Scientific classification
- Kingdom: Animalia
- Phylum: Chordata
- Class: Amphibia
- Order: Anura
- Family: Phrynobatrachidae
- Genus: Phrynobatrachus
- Species: P. mababiensis
- Binomial name: Phrynobatrachus mababiensis FitzSimons, 1932

= Phrynobatrachus mababiensis =

- Authority: FitzSimons, 1932
- Conservation status: LC

Species of amphibian

Phrynobatrachus mababiensis or the Mababe puddle frog is a species of frog in the family Phrynobatrachidae.
It is found in Angola, Botswana, Democratic Republic of the Congo, Eswatini, Kenya, Malawi, Mozambique, Namibia, South Africa, Tanzania, Zambia, Zimbabwe, possibly Ethiopia, possibly Sudan, and possibly Uganda.

==Habitat==
It is found most commonly in subtropical or tropical dry shrubland, subtropical or tropical moist shrubland, subtropical or tropical dry lowland grassland, subtropical or tropical seasonally wet or flooded lowland grassland, rivers, swampland, freshwater lakes, intermittent freshwater lakes, freshwater marshes, intermittent freshwater marshes.

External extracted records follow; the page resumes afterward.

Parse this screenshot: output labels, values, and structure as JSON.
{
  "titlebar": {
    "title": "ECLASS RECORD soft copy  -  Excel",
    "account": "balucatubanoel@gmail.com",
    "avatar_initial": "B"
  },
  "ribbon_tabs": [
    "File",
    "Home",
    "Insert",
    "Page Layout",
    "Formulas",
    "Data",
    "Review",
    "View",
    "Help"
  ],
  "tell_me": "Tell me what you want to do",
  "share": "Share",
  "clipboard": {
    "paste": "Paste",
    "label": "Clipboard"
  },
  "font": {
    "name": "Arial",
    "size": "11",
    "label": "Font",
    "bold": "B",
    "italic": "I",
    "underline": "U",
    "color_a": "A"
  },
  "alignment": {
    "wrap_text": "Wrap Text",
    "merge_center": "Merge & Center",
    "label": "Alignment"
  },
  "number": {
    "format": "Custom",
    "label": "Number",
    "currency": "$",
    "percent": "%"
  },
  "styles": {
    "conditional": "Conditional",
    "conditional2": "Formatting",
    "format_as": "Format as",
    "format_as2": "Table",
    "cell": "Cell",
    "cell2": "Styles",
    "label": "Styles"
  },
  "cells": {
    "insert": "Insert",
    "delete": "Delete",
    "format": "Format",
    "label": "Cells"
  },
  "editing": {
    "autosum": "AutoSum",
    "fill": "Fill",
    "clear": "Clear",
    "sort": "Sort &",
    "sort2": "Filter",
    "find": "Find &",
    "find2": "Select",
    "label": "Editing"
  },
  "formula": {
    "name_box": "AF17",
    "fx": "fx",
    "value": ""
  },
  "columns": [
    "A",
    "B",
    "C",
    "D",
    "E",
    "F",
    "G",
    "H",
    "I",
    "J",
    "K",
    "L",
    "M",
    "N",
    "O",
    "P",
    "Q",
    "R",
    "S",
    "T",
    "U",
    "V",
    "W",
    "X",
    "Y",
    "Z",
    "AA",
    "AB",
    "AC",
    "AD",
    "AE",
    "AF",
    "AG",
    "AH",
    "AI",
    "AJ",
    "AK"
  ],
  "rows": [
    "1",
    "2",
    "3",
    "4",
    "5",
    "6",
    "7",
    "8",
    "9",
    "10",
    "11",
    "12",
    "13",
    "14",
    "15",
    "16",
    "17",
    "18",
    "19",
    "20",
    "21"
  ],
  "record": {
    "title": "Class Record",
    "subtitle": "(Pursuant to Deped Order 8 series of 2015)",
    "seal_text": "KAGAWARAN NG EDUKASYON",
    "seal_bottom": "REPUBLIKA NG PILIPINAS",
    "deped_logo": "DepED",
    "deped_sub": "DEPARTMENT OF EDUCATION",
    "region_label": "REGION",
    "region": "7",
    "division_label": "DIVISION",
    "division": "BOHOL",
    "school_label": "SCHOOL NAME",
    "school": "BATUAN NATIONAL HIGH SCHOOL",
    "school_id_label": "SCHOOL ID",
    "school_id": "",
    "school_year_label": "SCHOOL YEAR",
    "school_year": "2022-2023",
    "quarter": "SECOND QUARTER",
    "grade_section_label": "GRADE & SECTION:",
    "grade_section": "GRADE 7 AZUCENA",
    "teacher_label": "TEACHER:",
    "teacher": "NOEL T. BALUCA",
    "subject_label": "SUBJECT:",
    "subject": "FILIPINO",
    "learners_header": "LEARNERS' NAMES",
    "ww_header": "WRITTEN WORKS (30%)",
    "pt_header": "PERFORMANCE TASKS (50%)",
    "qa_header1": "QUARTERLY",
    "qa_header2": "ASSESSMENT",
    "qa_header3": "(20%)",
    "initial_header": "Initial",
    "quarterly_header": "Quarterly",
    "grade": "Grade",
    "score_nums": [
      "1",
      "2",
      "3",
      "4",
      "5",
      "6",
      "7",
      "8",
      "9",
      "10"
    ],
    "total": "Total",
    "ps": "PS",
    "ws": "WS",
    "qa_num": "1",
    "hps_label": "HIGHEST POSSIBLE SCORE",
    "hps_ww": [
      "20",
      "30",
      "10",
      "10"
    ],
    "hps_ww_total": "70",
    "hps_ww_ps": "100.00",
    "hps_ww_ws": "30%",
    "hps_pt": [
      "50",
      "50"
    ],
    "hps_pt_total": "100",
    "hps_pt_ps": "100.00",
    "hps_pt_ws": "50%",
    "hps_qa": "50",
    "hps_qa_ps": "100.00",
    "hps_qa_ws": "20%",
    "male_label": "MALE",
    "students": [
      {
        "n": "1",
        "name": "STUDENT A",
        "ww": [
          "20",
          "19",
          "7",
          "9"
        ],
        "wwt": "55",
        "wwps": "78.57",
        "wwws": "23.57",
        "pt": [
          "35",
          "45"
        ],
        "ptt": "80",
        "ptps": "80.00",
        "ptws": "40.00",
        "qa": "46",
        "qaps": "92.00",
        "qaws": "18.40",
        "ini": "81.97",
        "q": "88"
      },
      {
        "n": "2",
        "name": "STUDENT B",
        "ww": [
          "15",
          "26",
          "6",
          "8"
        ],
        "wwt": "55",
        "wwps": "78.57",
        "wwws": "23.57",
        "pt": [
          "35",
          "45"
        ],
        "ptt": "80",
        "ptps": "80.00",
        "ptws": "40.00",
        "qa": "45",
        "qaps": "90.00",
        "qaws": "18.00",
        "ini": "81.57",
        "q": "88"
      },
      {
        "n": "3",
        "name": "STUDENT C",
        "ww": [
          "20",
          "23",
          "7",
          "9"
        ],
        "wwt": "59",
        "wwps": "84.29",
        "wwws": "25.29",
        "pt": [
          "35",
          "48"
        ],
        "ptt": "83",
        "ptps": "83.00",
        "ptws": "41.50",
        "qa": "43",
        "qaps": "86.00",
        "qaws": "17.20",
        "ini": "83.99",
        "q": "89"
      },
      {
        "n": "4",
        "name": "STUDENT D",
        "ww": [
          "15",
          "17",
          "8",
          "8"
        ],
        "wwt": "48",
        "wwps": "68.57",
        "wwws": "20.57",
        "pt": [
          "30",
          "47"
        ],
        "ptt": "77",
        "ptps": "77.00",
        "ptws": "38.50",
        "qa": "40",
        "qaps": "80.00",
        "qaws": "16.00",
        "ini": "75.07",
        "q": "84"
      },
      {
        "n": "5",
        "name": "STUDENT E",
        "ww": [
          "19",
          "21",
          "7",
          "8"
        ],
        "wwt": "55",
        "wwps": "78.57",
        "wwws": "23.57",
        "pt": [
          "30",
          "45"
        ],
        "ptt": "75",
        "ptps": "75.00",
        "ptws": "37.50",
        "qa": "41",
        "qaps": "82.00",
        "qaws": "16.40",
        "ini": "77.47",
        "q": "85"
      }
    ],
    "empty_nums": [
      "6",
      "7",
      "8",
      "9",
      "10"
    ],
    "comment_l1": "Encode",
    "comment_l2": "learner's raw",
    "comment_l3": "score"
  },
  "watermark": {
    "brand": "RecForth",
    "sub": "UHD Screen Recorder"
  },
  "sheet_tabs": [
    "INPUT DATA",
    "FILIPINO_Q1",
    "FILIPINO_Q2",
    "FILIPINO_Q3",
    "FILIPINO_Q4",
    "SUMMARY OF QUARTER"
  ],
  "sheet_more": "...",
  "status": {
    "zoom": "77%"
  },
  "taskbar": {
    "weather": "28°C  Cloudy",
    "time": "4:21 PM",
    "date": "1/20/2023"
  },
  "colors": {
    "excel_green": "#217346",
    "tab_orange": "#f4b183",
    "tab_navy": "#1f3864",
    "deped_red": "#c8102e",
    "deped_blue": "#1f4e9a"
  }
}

It is able to survive in agricultural lands, rural gardens, water storage areas, ponds, seasonally flooded agricultural land, and canals and ditches.

==Conservation status==
The Mababe puddle frog is a common and widespread species an adaptable species.
There are no reports of it being harvested and is not facing any significant threats.